Corker claims a last minute addition that would benefit those with significant real estate holdings, including himself, did not sway his vote, because he was not aware it had been added.
The same is true for Tennessee GOP Sen. Bob Corker — a commercial real estate mogul who suddenly switched his vote to “yes” on the tax bill after the provision was added to the legislation. Previously, Corker was the only Republican to vote against the Senate version of the bill.
The addition involves a reduction in tax on 'pass-through' income:
The reconciled tax bill includes a new 20 percent deduction for so-called “pass-through” entities, business structures such as LLCs, LPs and S-Corporations that don’t pay corporate taxes, but instead “pass through” income to partners who pay individual tax rates on that money.
How does the provision benefit Trump and Corker financially?
The Senate version of the bill included safeguards that would only allow businesses to take advantage of the new break if they paid out significant wages to employees. But the new provision, which wasn’t included in either version of the bill passed by the House and Senate, and was only added during the reconciliation process, gives owners of income-producing real estate holdings a way around that safeguard, effectively creating a new tax break for large landlords and real estate moguls.

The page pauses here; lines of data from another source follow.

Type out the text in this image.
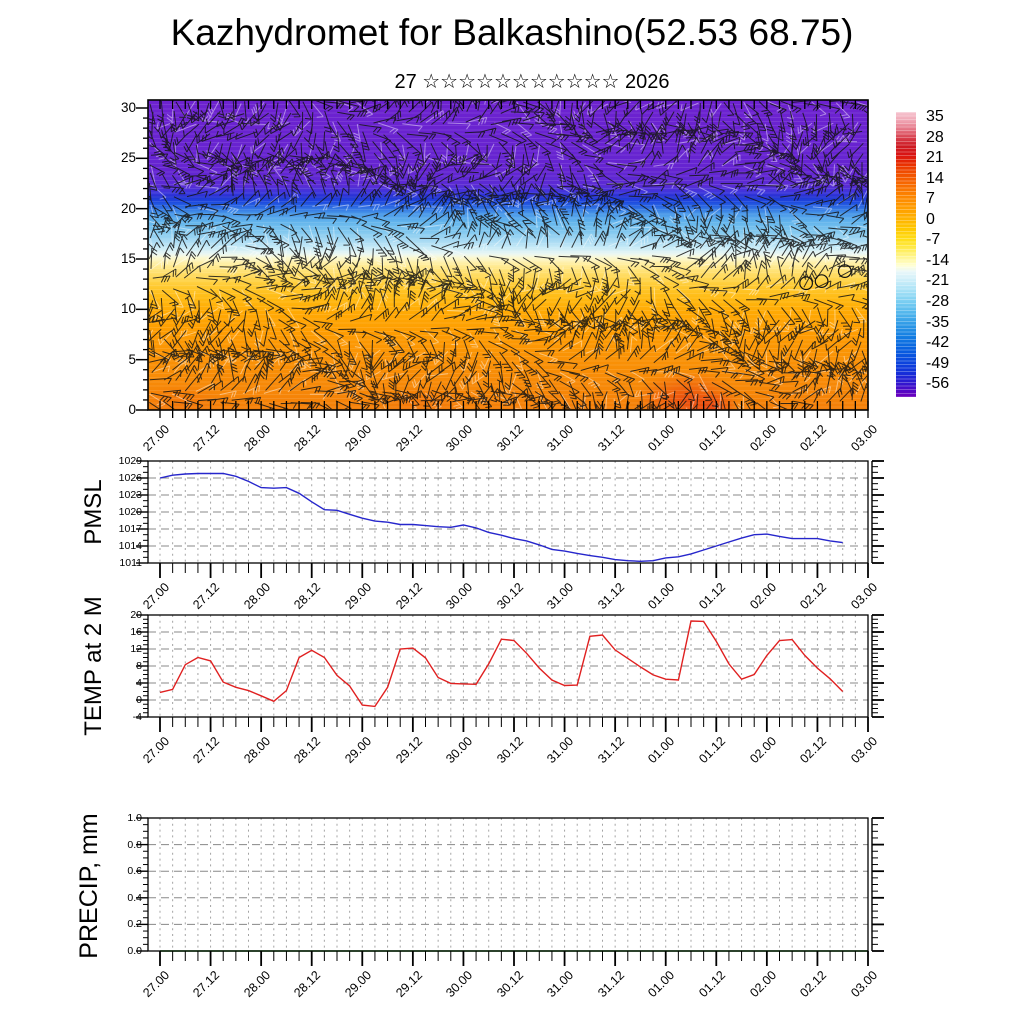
Kazhydromet for Balkashino(52.53 68.75)
27 ☆☆☆☆☆☆☆☆☆☆☆ 2026
PMSL
TEMP at 2 M
PRECIP, mm
0
5
10
15
20
25
30
27.00 27.12 28.00 28.12 29.00 29.12 30.00 30.12 31.00 31.12 01.00 01.12 02.00 02.12 03.00
35
28
21
14
7
0
-7
-14
-21
-28
-35
-42
-49
-56
1029
1026
1023
1020
1017
1014
1011
27.00 27.12 28.00 28.12 29.00 29.12 30.00 30.12 31.00 31.12 01.00 01.12 02.00 02.12 03.00
20
16
12
8
4
0
-4
27.00 27.12 28.00 28.12 29.00 29.12 30.00 30.12 31.00 31.12 01.00 01.12 02.00 02.12 03.00
1.0
0.8
0.6
0.4
0.2
0.0
27.00 27.12 28.00 28.12 29.00 29.12 30.00 30.12 31.00 31.12 01.00 01.12 02.00 02.12 03.00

The beneficiaries of this change to the bill are not limited to Corker and Trump:
IBT previously reported that 13 Republican lawmakers directly overseeing the tax bill — including U.S. House Speaker Paul Ryan — make up to $16 million a year from the kind of real-estate related pass-through entities that could benefit from the tax bill.

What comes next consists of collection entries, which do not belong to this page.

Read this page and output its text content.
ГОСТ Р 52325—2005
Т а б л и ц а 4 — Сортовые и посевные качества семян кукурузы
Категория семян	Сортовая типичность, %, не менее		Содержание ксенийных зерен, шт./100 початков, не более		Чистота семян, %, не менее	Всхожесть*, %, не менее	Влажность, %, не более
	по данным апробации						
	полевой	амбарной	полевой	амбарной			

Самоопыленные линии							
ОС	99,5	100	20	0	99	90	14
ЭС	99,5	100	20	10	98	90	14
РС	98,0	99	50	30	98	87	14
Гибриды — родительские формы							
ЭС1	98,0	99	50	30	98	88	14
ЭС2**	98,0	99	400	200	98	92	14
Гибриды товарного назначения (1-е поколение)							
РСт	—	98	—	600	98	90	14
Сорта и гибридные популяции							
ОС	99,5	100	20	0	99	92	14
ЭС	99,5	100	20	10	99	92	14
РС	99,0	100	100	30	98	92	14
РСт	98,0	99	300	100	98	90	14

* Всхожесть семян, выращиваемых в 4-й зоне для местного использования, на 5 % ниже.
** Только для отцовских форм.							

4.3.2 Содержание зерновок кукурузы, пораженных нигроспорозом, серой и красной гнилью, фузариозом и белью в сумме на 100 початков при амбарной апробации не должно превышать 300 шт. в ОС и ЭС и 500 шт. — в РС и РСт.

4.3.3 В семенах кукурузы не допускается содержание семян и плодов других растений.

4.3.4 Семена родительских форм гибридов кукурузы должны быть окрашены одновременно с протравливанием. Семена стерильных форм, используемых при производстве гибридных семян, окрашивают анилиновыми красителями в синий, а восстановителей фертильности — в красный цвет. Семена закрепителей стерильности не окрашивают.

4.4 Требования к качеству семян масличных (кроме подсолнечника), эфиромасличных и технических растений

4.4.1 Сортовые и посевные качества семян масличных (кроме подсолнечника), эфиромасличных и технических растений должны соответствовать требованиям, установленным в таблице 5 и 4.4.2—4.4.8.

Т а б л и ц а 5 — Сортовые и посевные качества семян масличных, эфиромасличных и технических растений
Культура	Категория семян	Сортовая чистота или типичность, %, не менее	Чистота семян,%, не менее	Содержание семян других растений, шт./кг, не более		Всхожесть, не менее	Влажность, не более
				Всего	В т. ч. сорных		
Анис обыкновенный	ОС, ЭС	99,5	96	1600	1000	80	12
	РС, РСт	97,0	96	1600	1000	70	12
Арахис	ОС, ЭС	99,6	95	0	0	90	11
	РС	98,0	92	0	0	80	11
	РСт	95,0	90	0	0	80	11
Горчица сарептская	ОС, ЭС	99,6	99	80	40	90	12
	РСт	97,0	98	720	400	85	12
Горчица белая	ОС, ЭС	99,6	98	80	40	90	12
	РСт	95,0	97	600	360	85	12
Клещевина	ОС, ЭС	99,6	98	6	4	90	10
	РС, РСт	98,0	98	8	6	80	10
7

Democrats are unable to offer amendments to eliminate the provision, because the language did not exist in the original versions passed by the House and Senate.
“Writing a tax bill that puts the very wealthy and special interests before working families was bad enough – but to slip in a last minute provision that could give even more of a windfall to people like President Trump and some Republicans in Congress is unconscionable,” [Democratic Sen. Chris]Van Hollen (MD) told IBT.